It is a
collaborative effort among researchers to compare and evaluate methods
and strategies for de novo genome assembly (dnGASP) using data from
2nd generation sequencing platforms and is being organized by the
National Center for Genome Analysis (CNAG) in Barcelona, Spain. A
sister project dubbed
RGASP3 (the third incarnation of th RNA-Seq
Genome Annotation Assessment Project) is focused on evaluating RNASeq
read alignment algorithms and will be organized separately by the
Centre for Genomic Regulation and the Wellcome Trust Sanger Institute.
Both projects will culminate in a joint workshop in Barcelona April 5-7, 2011, organized in partnership with the
International Center for Scientific Debate (ISCD), an initiative of Biocat with support from “la Caixa” Welfare Projects, and supported by additional funds from
READNA.
This web portal is dedicated to providing the primary point of information and data exchange for dnGASP. We encourage those groups interested in participating in RGASP3 to retrieve the relevant information at the CRG.

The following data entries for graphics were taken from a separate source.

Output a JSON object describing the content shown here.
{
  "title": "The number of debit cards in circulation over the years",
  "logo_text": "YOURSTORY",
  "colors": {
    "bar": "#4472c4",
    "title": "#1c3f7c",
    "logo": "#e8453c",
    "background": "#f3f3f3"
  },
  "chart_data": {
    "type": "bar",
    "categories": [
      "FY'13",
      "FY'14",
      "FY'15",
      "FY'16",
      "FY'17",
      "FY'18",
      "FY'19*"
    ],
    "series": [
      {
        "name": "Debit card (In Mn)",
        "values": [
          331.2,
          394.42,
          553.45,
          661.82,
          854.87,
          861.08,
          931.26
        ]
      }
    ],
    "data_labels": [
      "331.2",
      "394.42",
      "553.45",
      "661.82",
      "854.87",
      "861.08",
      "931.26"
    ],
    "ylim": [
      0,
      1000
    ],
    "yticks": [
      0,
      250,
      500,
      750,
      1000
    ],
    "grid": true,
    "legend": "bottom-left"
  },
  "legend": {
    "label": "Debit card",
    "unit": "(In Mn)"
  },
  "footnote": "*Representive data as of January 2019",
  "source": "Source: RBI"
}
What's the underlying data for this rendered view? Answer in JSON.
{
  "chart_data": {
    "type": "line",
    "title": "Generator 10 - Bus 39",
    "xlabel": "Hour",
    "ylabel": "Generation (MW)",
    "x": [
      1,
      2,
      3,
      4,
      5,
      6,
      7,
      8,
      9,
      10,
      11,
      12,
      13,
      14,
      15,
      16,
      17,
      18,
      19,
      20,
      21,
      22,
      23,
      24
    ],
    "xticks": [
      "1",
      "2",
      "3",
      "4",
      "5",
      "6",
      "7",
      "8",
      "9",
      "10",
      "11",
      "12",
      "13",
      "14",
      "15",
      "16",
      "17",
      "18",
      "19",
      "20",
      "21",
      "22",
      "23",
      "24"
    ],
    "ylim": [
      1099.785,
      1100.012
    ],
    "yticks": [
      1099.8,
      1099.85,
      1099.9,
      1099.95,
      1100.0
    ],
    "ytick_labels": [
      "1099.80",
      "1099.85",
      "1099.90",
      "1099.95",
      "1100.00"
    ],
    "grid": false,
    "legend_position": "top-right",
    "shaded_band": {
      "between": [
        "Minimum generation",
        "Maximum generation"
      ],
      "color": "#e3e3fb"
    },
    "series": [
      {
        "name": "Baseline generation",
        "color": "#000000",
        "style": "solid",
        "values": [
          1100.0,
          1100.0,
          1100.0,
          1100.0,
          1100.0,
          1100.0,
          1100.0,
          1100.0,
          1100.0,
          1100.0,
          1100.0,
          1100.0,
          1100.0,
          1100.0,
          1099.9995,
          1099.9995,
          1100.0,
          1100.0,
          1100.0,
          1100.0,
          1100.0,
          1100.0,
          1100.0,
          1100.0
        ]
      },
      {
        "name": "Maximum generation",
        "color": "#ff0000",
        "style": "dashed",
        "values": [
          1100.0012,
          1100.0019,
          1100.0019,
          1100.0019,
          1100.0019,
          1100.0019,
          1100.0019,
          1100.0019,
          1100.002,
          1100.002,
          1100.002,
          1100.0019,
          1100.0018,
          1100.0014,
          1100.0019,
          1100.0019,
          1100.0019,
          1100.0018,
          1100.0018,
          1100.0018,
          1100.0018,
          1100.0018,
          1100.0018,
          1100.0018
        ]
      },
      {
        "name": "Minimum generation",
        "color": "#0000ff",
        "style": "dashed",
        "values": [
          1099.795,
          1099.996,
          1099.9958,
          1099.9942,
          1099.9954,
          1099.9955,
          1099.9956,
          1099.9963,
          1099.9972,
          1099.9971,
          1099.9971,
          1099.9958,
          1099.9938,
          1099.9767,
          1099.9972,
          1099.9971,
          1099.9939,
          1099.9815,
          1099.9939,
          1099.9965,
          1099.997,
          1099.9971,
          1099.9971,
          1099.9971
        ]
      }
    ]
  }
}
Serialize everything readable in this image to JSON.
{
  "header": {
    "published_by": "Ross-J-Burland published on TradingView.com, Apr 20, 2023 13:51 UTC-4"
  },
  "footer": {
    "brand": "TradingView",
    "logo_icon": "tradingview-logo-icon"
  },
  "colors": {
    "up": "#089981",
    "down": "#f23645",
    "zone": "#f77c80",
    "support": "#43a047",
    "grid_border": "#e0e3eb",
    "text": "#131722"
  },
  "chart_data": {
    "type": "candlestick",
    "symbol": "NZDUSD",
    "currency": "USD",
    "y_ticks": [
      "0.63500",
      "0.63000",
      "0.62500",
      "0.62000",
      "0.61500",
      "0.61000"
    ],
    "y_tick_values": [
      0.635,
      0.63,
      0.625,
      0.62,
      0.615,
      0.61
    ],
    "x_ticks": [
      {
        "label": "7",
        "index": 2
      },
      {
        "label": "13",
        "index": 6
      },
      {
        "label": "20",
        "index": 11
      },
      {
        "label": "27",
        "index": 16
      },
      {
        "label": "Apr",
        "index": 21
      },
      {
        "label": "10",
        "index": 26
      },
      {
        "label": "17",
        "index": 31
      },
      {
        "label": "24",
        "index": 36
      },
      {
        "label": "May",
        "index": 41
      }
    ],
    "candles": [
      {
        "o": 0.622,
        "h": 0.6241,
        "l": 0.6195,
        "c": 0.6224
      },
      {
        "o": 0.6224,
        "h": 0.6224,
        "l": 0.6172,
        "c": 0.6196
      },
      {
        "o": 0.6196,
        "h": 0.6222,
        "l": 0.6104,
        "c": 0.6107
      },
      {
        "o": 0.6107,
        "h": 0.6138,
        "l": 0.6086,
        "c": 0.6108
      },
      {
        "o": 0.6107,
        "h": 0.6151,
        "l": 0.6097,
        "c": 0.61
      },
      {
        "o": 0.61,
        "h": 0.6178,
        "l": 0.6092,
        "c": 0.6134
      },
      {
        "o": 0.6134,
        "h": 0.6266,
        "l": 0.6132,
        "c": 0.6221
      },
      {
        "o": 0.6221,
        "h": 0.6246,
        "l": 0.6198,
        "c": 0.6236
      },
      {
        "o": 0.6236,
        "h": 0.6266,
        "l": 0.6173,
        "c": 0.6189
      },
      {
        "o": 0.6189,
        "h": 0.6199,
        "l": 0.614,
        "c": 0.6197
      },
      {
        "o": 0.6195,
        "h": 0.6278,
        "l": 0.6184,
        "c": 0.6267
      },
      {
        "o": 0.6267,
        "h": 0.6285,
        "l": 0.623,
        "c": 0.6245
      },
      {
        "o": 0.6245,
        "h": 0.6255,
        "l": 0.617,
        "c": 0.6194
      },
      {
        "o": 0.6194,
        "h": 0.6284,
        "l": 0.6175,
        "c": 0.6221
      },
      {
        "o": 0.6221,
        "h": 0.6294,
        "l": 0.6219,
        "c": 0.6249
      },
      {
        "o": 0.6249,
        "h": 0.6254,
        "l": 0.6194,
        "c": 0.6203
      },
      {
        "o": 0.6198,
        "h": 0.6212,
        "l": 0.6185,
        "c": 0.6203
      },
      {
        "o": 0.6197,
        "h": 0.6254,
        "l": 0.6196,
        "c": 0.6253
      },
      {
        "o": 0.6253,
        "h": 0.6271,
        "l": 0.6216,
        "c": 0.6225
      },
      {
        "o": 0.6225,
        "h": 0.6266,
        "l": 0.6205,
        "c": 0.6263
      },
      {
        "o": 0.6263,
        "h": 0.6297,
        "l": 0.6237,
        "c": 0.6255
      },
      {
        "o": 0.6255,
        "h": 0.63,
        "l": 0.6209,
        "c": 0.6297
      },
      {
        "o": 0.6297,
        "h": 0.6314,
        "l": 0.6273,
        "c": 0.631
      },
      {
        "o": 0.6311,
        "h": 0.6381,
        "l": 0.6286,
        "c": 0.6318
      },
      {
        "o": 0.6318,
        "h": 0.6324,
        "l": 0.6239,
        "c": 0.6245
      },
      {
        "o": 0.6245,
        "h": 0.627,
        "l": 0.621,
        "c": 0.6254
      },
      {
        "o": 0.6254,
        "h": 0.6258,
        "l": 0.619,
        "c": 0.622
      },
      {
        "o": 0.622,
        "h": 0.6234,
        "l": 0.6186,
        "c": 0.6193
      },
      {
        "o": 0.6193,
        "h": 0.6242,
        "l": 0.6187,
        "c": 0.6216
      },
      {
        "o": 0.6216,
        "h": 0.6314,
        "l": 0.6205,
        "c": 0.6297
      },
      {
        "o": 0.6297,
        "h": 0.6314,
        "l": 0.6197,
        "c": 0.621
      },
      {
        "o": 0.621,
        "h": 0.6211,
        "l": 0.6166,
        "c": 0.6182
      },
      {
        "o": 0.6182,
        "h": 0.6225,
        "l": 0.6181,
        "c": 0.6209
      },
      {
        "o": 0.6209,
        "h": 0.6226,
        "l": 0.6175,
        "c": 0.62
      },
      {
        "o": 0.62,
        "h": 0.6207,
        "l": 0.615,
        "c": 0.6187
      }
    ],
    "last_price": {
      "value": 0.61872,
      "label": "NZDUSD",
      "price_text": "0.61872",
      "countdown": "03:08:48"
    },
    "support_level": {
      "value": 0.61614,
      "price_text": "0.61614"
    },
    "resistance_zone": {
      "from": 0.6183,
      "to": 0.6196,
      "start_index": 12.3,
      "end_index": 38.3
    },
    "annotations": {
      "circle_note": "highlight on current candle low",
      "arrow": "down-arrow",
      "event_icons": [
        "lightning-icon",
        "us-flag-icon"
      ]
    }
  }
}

All groups interested in testing their algorithms for assembly of large genomes from second generation sequencing data are invited to participate in dnGASP. The format of the project will follow the tradition of the previous "GASP" workshops (CASP, GASP, EGASP, NGASP, RGASP, etc.): a dataset will be provided, submissions of the processed dataset will be solicited (deadline: Feb 15, 2011), the submissions will be evaluated by CNAG, and the afforementioned workshop will be held to discuss the results.
The Genome
The reference genome is an unidentified naturally composed eukaryotic genome of known sequence with the following characteristics:
| Ploidy: |
diploid (SNP frequency ~1/1000) |
| Genome size: |
~1.8Gb |
| Chromosome number: |
14 |
| GC content: |
~42% (36-50%) |
| Repeat content: |
similar to vertebrate repeat content |
| Derivation: |
Our "genome" sequence is derived from sequence assembled by a traditional combination of WGS and clone-based approaches using Sanger technology, an undisclosed transformation was applied to the sequences to mask their identity, and finally alleles were simulated based on a realistic SNP distribution (SNPs and small indels). The genome additionally contains a minimal amount of purely artificial sequence introduced by the evaluation committee. |
Read Data
A total of 64x coverage of the simulated genome has been simulated as Illumina GAIIx reads. Sequencing errors were introduced according to quality values (empirically determined from real reads). The 64x coverage is subdivided into four libraries with the following characteristics:
| read length |
insert size |
kind |
coverage |
| 114nt x 2 |
500bp |
paired ends (PE) |
44x |
| 36nt x 2 |
3kb |
mate pairs (MP) |
8x |
| 36nt x 2 |
5kb |
mate pairs (MP) |
8x |
| 36nt x 2 |
10kb |
mate pairs (MP) |
4x |
The read data can be downloaded here: DOWNLOAD
Submissions
We will ask that one assembly be submitted for each of the following:
- level 1: PE
- level 2: PE + 3kb MP
- level 3: PE + 3kb + 5kb MP
- level 4: PE + 3kb + 5kb + 10kb MP
Each assembly submissions will consist of a single multifasta file of scaffolds (including all scaffolded and unscaffolded contigs). Gaps of estimated size are to be represented by strings of N’s of length equal to the most likely gap size. Scaffolds which do not contain at least one contig of length 115 nt (read length plus one) or greater will not be considered for evaluation. We reserve the right to apply an even higher length threshold during evaluation if it is deemed necessary to make the analysis fairer or more tractable.
Deadline
March 1st 23:59 GMT. Files are to be uploaded through the project web site.
Evaluation
We will evaluate all submitted assemblies up to a maximum of one per level per participant according to several criteria. In addition to using the standard measures of assembly quality (N50/N90 and the largest/mean/median contig/scaffold size), we will leverage the fact that the reference genome sequence is absolutely known and the position from which each read was simulated is known. Assemblies will be aligned to the reference genome using established alignment methods and various measures will be calculated to quantify the level of completeness (e.g. coverage, number of gaps closed, N50 of aligned contigs, etc.) and correctness (e.g. synteny, accuracy of gap size estimation). Additionally, we will measure the ability to bridge different types of repeats (both “naturally” occurring and artificially constructed and embedded) varying in repeat unit size, total length, copy number within the genome and amount of variation. Finally, we will analyze other factors which might impact assembly quality such as variation in GC content or SNP rate.